By Tom Rohrer
Featuring 30,000 lights on over 300 strings, Oly Lightstravaganza captures the essence of the Christmas season, and will inspire and bring together all visitors who make their way to the Bowerman’s property.
The lights will be on display every night till Thursday, Jan. 3, and on Wednesdays, Saturdays, and Sundays, the Bowerman’s will provide free cookies from their cookie shack from 6-8 p.m.
Along with the light display, the Bowerman’s will also be accepting donations for the Thurston County Food Bank and the Olympia School District Welcome Room, which calls for everyday items for local families in need.
The Bowerman’s love for Christmas lights and the holiday spirit stems from Luke’s childhood in Olympia, where his family would compete with neighbors for the most impressive light display on Calais Lane. Luke’s passion has been passed on to Whitney since they met in 2004, and together, using a go big or go home mentality, the couple has been able to consistently put together one of the best displays in the area.
“We always put forth a huge effort on projects and this is no different,” said Whitney Bowerman in an interview with ThurstonTalk.com. “We’re project people and have earned a reputation in our families, and this is something that really means a lot to us.
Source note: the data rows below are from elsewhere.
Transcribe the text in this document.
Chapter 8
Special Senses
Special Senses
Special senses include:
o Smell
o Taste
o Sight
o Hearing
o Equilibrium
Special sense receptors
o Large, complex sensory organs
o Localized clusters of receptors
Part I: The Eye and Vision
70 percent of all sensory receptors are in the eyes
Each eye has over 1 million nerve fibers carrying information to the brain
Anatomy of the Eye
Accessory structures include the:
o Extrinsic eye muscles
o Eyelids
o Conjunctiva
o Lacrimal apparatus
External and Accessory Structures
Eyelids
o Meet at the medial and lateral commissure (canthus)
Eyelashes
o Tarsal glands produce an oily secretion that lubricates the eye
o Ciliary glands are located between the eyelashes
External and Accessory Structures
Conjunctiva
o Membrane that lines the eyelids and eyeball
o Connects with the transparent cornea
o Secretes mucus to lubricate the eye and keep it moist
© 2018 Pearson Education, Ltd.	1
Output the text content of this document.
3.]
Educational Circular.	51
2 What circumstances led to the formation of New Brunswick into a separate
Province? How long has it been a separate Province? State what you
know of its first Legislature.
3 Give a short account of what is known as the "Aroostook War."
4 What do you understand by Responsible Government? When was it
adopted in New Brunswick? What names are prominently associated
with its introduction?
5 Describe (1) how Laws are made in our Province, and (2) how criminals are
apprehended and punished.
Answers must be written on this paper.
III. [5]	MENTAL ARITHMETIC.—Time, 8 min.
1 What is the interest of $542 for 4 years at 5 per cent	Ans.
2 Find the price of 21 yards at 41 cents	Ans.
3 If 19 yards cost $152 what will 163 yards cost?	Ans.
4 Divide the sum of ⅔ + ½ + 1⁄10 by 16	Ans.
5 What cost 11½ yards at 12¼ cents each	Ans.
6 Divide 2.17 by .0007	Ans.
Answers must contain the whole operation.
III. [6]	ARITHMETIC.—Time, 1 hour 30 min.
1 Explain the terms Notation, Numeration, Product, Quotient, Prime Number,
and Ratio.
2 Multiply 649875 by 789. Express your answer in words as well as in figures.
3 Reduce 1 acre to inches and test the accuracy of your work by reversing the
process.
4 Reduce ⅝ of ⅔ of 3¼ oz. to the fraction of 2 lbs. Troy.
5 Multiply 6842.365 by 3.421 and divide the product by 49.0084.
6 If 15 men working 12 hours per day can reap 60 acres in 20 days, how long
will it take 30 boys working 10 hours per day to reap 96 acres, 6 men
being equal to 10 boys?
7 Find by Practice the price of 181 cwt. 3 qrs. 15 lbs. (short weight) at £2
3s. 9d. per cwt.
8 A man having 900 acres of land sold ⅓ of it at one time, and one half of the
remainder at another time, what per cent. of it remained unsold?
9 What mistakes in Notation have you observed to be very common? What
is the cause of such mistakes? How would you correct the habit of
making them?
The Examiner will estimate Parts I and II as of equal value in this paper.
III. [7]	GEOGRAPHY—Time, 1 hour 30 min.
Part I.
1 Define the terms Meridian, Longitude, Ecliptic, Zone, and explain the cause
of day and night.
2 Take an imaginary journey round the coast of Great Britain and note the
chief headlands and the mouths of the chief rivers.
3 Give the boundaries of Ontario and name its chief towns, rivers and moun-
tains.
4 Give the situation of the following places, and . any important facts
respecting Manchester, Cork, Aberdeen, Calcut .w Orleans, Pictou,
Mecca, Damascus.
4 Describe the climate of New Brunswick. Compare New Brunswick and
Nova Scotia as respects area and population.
That’s how we do things.”
“It became this on-going joke between me and an adult neighbor,” said Luke Bowerman. “And I fell out of it until I bought a house and we met. We started it back up slowly and then just kept going. I think this is the perfect area for Christmas lights.”
This is the first year the lights will be up at the Bowerman’s current home (which Luke built), as they moved from nearby 9th avenue in 2009. Following the birth of their now two-and-a-half old child, the couple took a few years off from the time-consuming set-up. Now, the Bowerman’s, who both attended The Evergreen State College are back in full force, spreading needed cheer to the area.
“One of the best things is just meeting new people and neighbors,” said Luke Bowerman. “It’s fun to see them enjoy (the lights). We’ve always been involved in the Eastside Neighborhood Association and it’s a great way for people to get out and promote the area. The adults and kids who come by are equally amused and it’s fun to see that.”
“At our previous home, people started to also put up lights and decorations,” Whitney Bowerman said. “It’s cool to see it spread around from house to house.”
As if putting up the lights wasn’t enough of a time consuming activity, the Bowerman’s construct the physical decorations, such as the cookie shack and candy canes featured on the property.
“We don’t like the plastic stuff, we like the stuff that you can make,” Whitney Bowerman said. “It’s cool to go through that creative process. It’s a lot of work to put up, but it’s great to see the people enjoy it. We’ve had it up for only a week and we have a lot more traffic this week.”
“It took three weeks of evenings and weekends, my best guess is between sixty and seventy hours total,” said Luke Bowerman. “It’s a new property for us so we had to figure out where to get power. We had to set up two ladders on top of each other to reach the high areas of the home which it was a challenge.”
Whitney Bowerman, whose master’s degree from TESC is in Environmental Science, says they’ve worked on reducing the energy footprint of the decorations. Eighty-five-percent of the lights are LED Bulbs, which uses significantly less energy than traditional lighting, and the Bowerman’s estimate that in the next few years, 100-percent of the lights will be LED. Whitney has also been in contact with the city on creating a Christmas light recycling program that would allow for more re-use in the area while eliminating unwanted waste.
“We’ve been really conscientious of our footprint,” said Whitney Bowerman. “We buy lights in bulk to reduce transportation and buy higher quality lights from commercial distributors so they last longer and a lot less waste is involved. The stuff we build we try to use from older products and not by new construction supplies every time. By purchasing higher quality equipment that means we can use it longer and not throw it away.”
Having a display that is efficient, environmentally friendly and raises donations for local charities strays from the norm of traditional Christmas decorations. However, the traditional spirit of the season is present at the Bowerman’s home.
“We enjoy the spirit, the presence of family and just the simple joy lights can bring to people,” said Luke Bowerman. “When you can combine those things, it makes this time of year special.”